While the first drops of rain pattered against the windows, he stepped into the scent of bacon frying and coffee brewing. And the sight of Grace wrapped in a short cotton robe the color of spring leaves. His heart gave such a hard bounce of joy he was surprised it didn’t simply leap out of his throat and land quivering in her hands.

He moved quick and quiet, so that when he wrapped his arms around her, pressed his lips to the top of her head, she jolted in surprise.

‘‘I told you to go back to sleep.’’

She leaned back against him, closing her eyes and absorbing the lovely thrill of a kitchen embrace. ‘‘I wanted to fix you breakfast.’’

‘‘You don’t have to do things like that.’’ He turned her around. ‘‘I don’t expect things like that. You need your rest.’’

‘‘I wanted to do it.’’ His hair was dripping, his chest gleaming with wet. The sparkling gush of lust both delighted and shocked her. ‘‘Today’s special.’’

‘‘I appreciate it.’’ He bent, intending to give her one soft morning kiss. But it deepened, lengthened until she was on her toes straining against him.

He had to pull himself back, block off the rushing need to tug off the robe and take her. ‘‘The bacon’s going to burn,’’ he murmured, and this time pressed his lips to her forehead. ‘‘I’d better get dressed.’’

She turned the bacon briskly to give him time to cross
the room. Anna had been right, she thought, about having power. ‘‘Ethan?’’

‘‘Yeah?’’

‘‘I’ve got an awful lot of need for you stored up.’’ She glanced over her shoulder, and her smile was smug. ‘‘I hope you don’t mind.’’

The blood danced gleefully out of his head. She wasn’t just flirting, she was challenging. He had a feeling she knew she’d already won.
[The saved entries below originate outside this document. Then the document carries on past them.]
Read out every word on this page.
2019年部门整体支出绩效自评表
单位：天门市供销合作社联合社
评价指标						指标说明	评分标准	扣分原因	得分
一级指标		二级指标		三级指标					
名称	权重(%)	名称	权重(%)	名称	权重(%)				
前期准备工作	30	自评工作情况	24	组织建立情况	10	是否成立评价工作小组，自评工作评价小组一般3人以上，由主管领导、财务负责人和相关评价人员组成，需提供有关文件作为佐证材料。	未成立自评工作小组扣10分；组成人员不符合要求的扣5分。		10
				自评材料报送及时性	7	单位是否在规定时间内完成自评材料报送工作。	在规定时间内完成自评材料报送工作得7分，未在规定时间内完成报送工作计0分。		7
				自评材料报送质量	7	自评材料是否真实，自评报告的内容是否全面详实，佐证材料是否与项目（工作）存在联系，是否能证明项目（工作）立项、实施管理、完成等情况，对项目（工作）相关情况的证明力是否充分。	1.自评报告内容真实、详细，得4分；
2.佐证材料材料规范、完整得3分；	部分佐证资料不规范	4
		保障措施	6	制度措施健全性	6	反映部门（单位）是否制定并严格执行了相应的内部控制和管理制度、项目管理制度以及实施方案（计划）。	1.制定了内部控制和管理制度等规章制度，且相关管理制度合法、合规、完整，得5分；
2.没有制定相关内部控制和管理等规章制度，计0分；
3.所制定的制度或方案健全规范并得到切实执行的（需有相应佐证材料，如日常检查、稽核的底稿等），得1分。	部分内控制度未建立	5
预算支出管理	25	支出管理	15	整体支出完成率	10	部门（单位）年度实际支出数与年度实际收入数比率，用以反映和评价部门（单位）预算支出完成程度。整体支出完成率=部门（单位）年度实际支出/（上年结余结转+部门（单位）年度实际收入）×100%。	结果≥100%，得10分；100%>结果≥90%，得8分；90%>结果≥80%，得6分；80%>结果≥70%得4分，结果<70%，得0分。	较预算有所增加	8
The only safe answer he could think of was a grunt before he retreated to the bedroom.

He wanted her. Grace did a quick dance and spin. They’d made love three times, three beautiful, glorious times during the night, had slept wrapped around each other. And he still wanted her.

It was the most beautiful morning of her life.

I
T RAINED ALL DAY. THE
water was rough as the tongue of a shrew and just as likely to lash. Ethan fought to keep the boat on course and was glad he hadn’t let the boy come with them. He and Jim had worked in worse, but he imagined Seth would have spent a good portion of the day hung over the rail.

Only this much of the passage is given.